The plan do away with the ejidos was floated in 1991 and passed in 1992
which amended the Mexican constitution (article 27)  abolishing all
communally held land as well ending the Mexican party-state's
constitutionally bound policy of redistributing land to landless
agricultural workers. Article 27 was a product of the Mexican revolution
and the populist-nationalist regime of Lazaro Cardenas. Amending article
27 was central to the PRI move from ISI to neo-liberalism. The idea was
turn the small and many ejidos into large commercial enterprises
producing for export by forcing small peasants into bankruptcy thus
indeed liquidating them as a class. The extent of the liquidation of the
small peasant in Mexico is controversial. I'm not sure how successful
the PRI's policies have been in concentrating ownership of the ejido
lands and proletarianizing the countryside.

  Prior to 1992, some 2.7 million Mexicans lived on roughly 30,000
ejidos representing %60 of farmers working %43 of the cropland but
producing only %10 of agricultural goods.

> 
> In any event, as I understand it, the ejidos were not extremely successful,
> because the Mexican government (unlike, say, the Taiwanese government after
> WW2) because they didn't provide agricultural credit and the like.

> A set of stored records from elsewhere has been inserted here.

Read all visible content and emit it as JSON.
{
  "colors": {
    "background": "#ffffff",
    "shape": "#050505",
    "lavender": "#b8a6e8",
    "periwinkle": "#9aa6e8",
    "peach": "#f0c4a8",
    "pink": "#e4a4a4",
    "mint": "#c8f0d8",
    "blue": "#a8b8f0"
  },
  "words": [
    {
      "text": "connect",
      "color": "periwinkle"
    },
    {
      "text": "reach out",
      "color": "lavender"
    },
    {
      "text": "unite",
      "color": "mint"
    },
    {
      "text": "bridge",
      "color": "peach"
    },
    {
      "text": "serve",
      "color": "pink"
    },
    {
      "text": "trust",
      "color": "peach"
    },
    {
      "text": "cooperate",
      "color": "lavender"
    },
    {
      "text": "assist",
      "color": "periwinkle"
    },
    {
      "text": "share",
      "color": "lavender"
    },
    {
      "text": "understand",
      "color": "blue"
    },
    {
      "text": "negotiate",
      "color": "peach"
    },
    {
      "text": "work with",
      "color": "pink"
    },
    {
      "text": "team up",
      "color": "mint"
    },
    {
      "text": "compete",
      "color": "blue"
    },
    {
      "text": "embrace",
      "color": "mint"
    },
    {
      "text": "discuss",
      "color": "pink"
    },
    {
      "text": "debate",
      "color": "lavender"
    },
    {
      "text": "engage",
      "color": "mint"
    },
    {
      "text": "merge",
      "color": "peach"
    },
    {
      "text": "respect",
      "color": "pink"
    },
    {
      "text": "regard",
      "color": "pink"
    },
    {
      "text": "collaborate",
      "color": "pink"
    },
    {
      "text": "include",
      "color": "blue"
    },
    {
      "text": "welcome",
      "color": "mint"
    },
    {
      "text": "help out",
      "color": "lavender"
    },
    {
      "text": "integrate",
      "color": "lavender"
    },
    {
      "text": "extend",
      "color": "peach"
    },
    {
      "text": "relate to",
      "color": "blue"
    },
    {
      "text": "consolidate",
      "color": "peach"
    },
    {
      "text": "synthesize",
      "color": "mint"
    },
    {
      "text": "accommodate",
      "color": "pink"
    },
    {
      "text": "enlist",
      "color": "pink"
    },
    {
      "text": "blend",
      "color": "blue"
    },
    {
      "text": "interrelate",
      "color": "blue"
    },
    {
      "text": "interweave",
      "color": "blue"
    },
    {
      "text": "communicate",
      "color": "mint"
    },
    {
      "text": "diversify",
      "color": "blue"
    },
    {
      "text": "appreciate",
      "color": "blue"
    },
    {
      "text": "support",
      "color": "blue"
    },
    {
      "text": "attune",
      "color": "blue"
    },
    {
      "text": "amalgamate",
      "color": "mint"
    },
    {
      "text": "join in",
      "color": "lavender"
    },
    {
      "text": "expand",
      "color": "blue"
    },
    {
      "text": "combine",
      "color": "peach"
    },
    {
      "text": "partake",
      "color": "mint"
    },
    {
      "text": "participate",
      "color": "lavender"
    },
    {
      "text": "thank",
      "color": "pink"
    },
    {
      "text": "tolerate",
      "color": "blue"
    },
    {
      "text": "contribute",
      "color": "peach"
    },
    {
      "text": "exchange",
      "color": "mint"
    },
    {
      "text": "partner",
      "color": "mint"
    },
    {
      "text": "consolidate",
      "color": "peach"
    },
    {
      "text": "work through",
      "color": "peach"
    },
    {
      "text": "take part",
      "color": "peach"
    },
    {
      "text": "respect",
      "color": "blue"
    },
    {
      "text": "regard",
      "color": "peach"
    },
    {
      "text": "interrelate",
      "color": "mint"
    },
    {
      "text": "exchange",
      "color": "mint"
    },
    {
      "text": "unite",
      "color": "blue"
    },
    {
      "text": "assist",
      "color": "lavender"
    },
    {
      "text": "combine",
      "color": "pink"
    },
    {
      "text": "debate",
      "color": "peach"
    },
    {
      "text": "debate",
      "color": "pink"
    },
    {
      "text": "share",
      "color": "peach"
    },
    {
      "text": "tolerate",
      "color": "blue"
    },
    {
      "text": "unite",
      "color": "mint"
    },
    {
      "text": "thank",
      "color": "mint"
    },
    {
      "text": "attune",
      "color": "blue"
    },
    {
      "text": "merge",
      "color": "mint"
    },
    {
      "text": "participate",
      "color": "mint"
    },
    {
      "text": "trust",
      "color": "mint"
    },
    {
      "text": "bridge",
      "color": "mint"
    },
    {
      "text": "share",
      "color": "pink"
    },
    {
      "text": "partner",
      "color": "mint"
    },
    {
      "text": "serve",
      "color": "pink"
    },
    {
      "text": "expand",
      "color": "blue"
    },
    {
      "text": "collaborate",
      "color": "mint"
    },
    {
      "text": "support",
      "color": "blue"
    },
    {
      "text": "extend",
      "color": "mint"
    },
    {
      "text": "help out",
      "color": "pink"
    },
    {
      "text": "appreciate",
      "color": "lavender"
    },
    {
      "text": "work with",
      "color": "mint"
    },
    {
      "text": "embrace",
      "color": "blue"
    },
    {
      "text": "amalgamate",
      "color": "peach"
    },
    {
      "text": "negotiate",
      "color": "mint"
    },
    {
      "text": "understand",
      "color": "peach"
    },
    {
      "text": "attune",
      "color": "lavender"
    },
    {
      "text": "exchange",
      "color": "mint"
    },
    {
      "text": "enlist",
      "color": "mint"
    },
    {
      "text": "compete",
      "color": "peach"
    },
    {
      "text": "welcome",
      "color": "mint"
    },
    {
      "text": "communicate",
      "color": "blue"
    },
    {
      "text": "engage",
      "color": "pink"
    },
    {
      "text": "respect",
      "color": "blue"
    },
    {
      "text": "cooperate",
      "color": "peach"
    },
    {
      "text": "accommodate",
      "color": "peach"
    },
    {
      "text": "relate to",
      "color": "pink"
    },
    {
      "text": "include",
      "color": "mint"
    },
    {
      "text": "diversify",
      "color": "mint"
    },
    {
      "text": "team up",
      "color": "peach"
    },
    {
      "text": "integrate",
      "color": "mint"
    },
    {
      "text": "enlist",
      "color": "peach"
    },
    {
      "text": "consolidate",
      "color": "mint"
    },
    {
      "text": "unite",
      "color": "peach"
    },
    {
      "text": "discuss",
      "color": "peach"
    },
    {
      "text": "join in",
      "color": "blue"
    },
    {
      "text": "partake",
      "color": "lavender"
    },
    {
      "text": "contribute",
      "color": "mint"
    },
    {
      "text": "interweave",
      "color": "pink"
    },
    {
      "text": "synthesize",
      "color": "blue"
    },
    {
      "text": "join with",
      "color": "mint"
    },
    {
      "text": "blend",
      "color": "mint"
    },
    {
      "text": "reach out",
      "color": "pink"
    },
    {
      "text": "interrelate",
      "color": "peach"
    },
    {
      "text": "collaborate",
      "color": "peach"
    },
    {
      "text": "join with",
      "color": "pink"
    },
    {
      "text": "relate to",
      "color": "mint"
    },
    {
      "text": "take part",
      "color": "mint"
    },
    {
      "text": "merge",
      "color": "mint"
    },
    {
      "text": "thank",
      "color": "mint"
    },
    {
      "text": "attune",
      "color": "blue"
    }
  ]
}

The ejidos were  units of subsistence agriculture divorced from
the market--holders of ejidos were not able to sell or mortgage the land
or accept (badly needed) credit or capital investment from private
sources, they only had the right of usufruct. The 1992 reforms made it
possible to sell or mortgage the land. Prior to '92 cheap credit was
provided by the state, especially after 1972 when Mexico began its drive
to become self-sufficient in food. However, credit was tied to the PRI
machinery making it a huge patronage scheme where votes and support to
the PRI would result in credit. The 1992 reforms made it possible for
ejido holders to  accept private investment and private credit. The
result was that many ejido holders became heavily indebted to private
banks in turn resulting in the Zapatista movement in Chiapas (where 2/3
of the people lived on ejidos) and the El Barzon debtor movement.

  Holders of ejidos are divided amongst themselves into individual
vs. collective holders, Protestant vs. Catholic and PRI vs PRD. The
PRI-state exploited these differences--one of the reasons the MExican
left and union movement have made little inroads in rural areas (except
parts
of Chiapas, Guerrero and Oaxaca-- the most impoverished states).
  I think The analogy to Stalin's liquidation of Kulaks is accurate
except
that ejido holders are the poor peasants not the rich. Most ejidos are
under 5 acres. David Barkin's book is the best in English on all this
but his work is pre-Ezln and pre-El BArzon.